Earlier this week my Italian-Ecuadorian (raised in Ecuador) boyfriend was leaving the building of his work near the Swisshotel on 12 de Octubre and Colon. It was about 9pm, and had called a couple of taxi cooperatives, but they told him he would have to wait a while until one was available. So, he went to the street and waived down a taxi. He told me that he didn’t look to see if it was registered or not. Anyway, he got in and told the driver the address of his apartment. The taxista started driving, and after a moment, the driver’s phone rang. The driver told the caller where he was, which wasn’t unusual, but then started speaking in some a code which seemed strange. Then the driver started asking my boyfriend questions about if he was a foreigner and where he was living etc. Starting to feel uneasy, my boyfriend looked behind and saw two yellow taxis with people in them following directly behind with their headlights off and without license plates or registration stickers. The driver then turned off onto a street that was in the opposite direction of the apartment and the two other vehicles following closely. My boyfriend told the driver to stop and tried to open the door. The driver didn’t say anything, but instead accelerated the vehicle. Luckily, they got to a intersection with traffic and a red light. The taxi was forced to stop, and my boyfriend jumped out and ran into the open McDonalds feeling extremely scared.
Thank God he did that. Several months back, a young American woman I know got into a taxi near the Swissotel (close to the same place where my boyfriend got the taxi) and was not so lucky. It was night, and the driver took her to an empty walled in parking lot. They stopped, and other men showed up and entered the taxi. They told her not to scream or they would shoot her. They then took her purse and found her credit and ATM cards, and demanded her pin number. She was scared so she gave it to them. Two guys blindfolded her and stayed in the taxi with her and they then drove her to another part of town and pushed her out of the car. From what I’ve heard, usually they send someone to try the ATM while they still have you captive to make sure the number is right and then they call your kidnappers to either beat you up or let you go.
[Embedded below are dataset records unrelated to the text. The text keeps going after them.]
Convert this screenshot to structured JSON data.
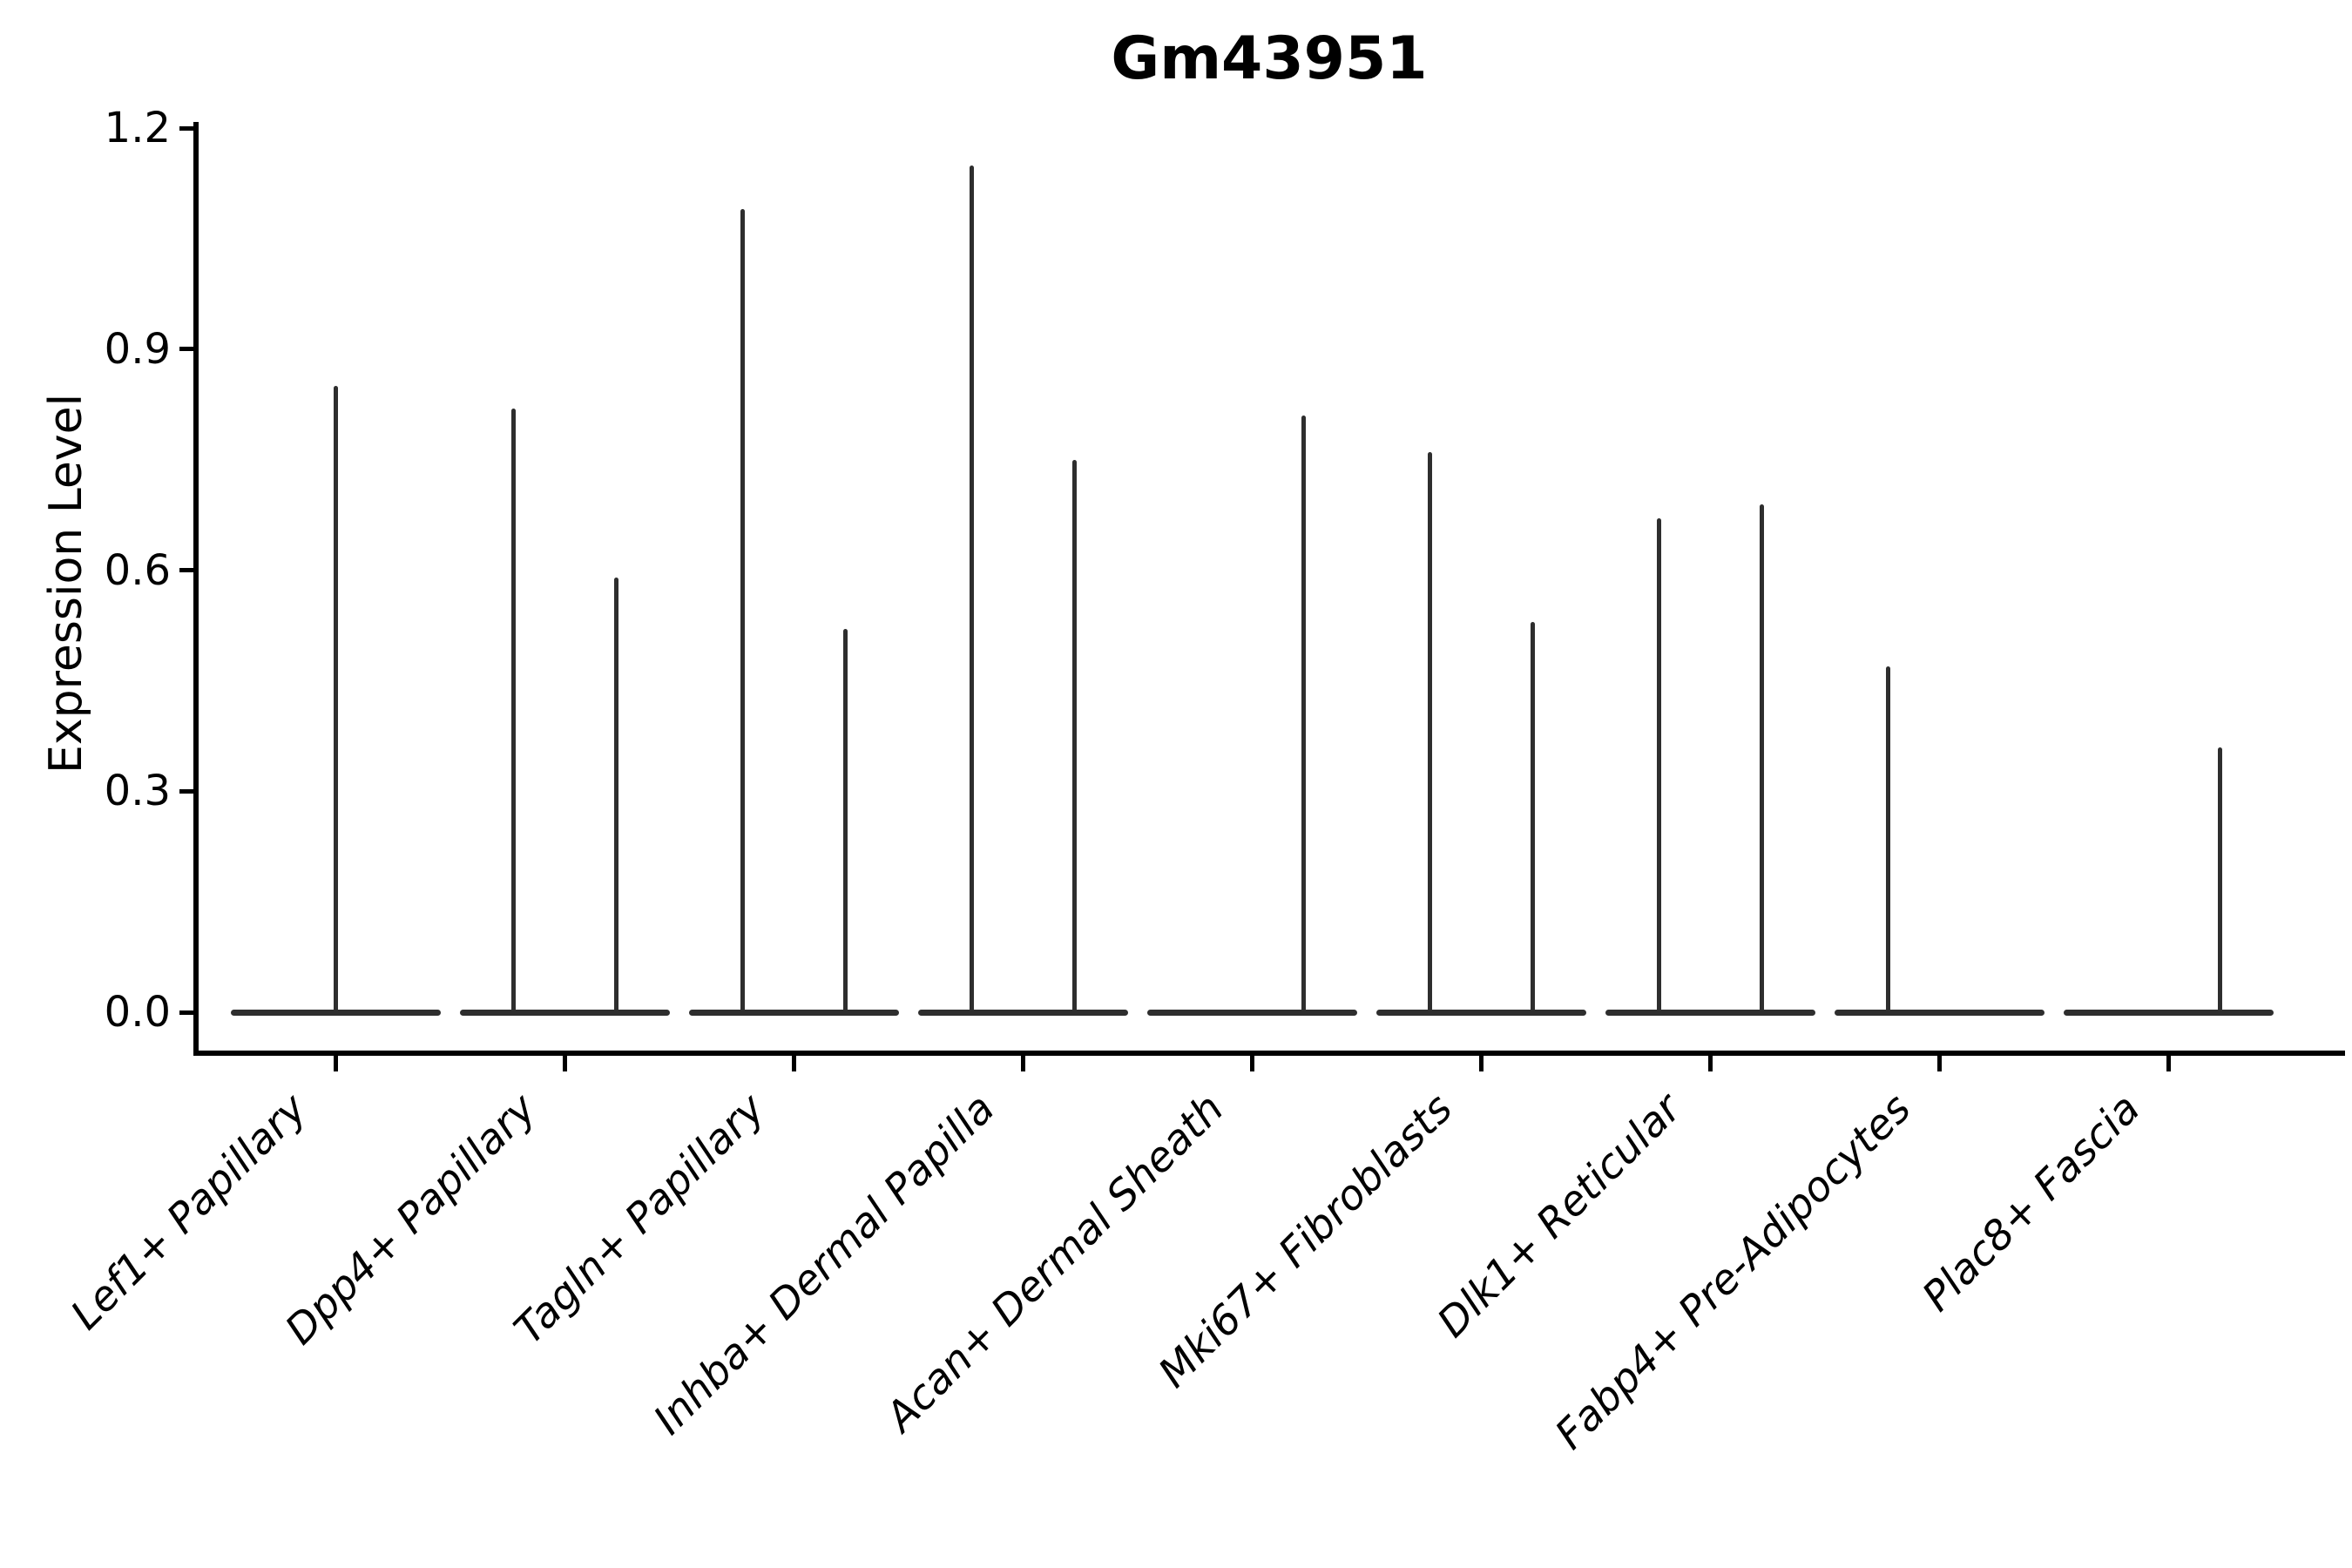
{
  "chart_data": {
    "type": "violin",
    "title": "Gm43951",
    "ylabel": "Expression Level",
    "xlabel": "",
    "ylim": [
      0,
      1.2
    ],
    "yticks": [
      0.0,
      0.3,
      0.6,
      0.9,
      1.2
    ],
    "ytick_labels": [
      "0.0",
      "0.3",
      "0.6",
      "0.9",
      "1.2"
    ],
    "categories": [
      "Lef1+ Papillary",
      "Dpp4+ Papillary",
      "Tagln+ Papillary",
      "Inhba+ Dermal Papilla",
      "Acan+ Dermal Sheath",
      "Mki67+ Fibroblasts",
      "Dlk1+ Reticular",
      "Fabp4+ Pre-Adipocytes",
      "Plac8+ Fascia"
    ],
    "violins": [
      {
        "category": "Lef1+ Papillary",
        "spikes": [
          {
            "position": "center",
            "max": 0.85
          }
        ]
      },
      {
        "category": "Dpp4+ Papillary",
        "spikes": [
          {
            "position": "left",
            "max": 0.82
          },
          {
            "position": "right",
            "max": 0.59
          }
        ]
      },
      {
        "category": "Tagln+ Papillary",
        "spikes": [
          {
            "position": "left",
            "max": 1.09
          },
          {
            "position": "right",
            "max": 0.52
          }
        ]
      },
      {
        "category": "Inhba+ Dermal Papilla",
        "spikes": [
          {
            "position": "left",
            "max": 1.15
          },
          {
            "position": "right",
            "max": 0.75
          }
        ]
      },
      {
        "category": "Acan+ Dermal Sheath",
        "spikes": [
          {
            "position": "right",
            "max": 0.81
          }
        ]
      },
      {
        "category": "Mki67+ Fibroblasts",
        "spikes": [
          {
            "position": "left",
            "max": 0.76
          },
          {
            "position": "right",
            "max": 0.53
          }
        ]
      },
      {
        "category": "Dlk1+ Reticular",
        "spikes": [
          {
            "position": "left",
            "max": 0.67
          },
          {
            "position": "right",
            "max": 0.69
          }
        ]
      },
      {
        "category": "Fabp4+ Pre-Adipocytes",
        "spikes": [
          {
            "position": "left",
            "max": 0.47
          }
        ]
      },
      {
        "category": "Plac8+ Fascia",
        "spikes": [
          {
            "position": "right",
            "max": 0.36
          }
        ]
      }
    ],
    "grid": false,
    "legend": null,
    "colors": {
      "violin": "#2e2e2e",
      "axis_and_text": "#000000",
      "background": "#ffffff"
    }
  }
}
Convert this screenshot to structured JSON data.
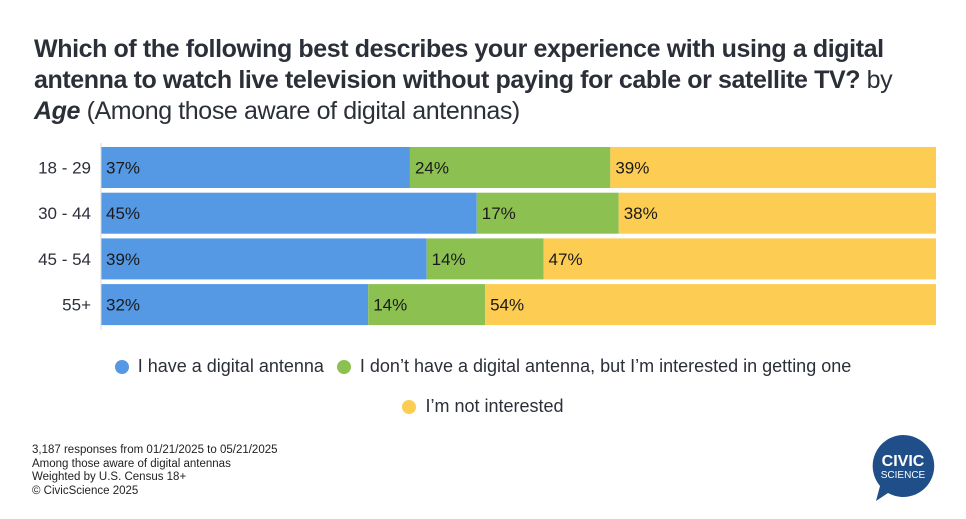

It seems to me that groups like this target foreigners because they are frequently unfamiliar with the city. The Swissotel is a place where foreign business people frequent. However, I have heard some similar horror stories from the Mariscal from popular clubs like Bungalow (to counter the problem, the owner of Bungalow told me that they now have cameras installed and have given permission to particular taxis to park outside the door, which is enforced by a security guard they have hired. )
Quito taxis are for the most part safe, but PLEASE don’t be careless.
Nov 28, 2012 8:16 PM
Nov 29, 2012 2:07 AM
Nov 29, 2012 6:59 AM
3Thank you for writing this synopsis as questions about taxis are frequent!
As with any big city, it is certainly important to be aware of your surroundings and belongings and keep in mind that common sense goes a long way! You certainly don't want to stress yourself out so much that you miss out on the incredible history, landscapes and culture around you so just be careful and patient...wait for that registered cab even if it takes an extra 15mins or so and ENJOY yourself!
Again, well written summary of some important safety tips for travelers! Thanks!
Dec 1, 2012 6:03 AM
4Its good to take a registered taxi anywhere in Latin America, this is not a uniquely Ecudorian problem. That being said I found most taxi drivers in Quito to be firendly and helpful.
You should keep your ATM and Visa cards locked up unless you need to use them. When I was in Quito I would go to the ATM during the day only, use ones that had a guard and go directly back to the hostal after. Maybe a bit of overkill but if I was a ladron I'd be waiting to nail people as they left the ATM.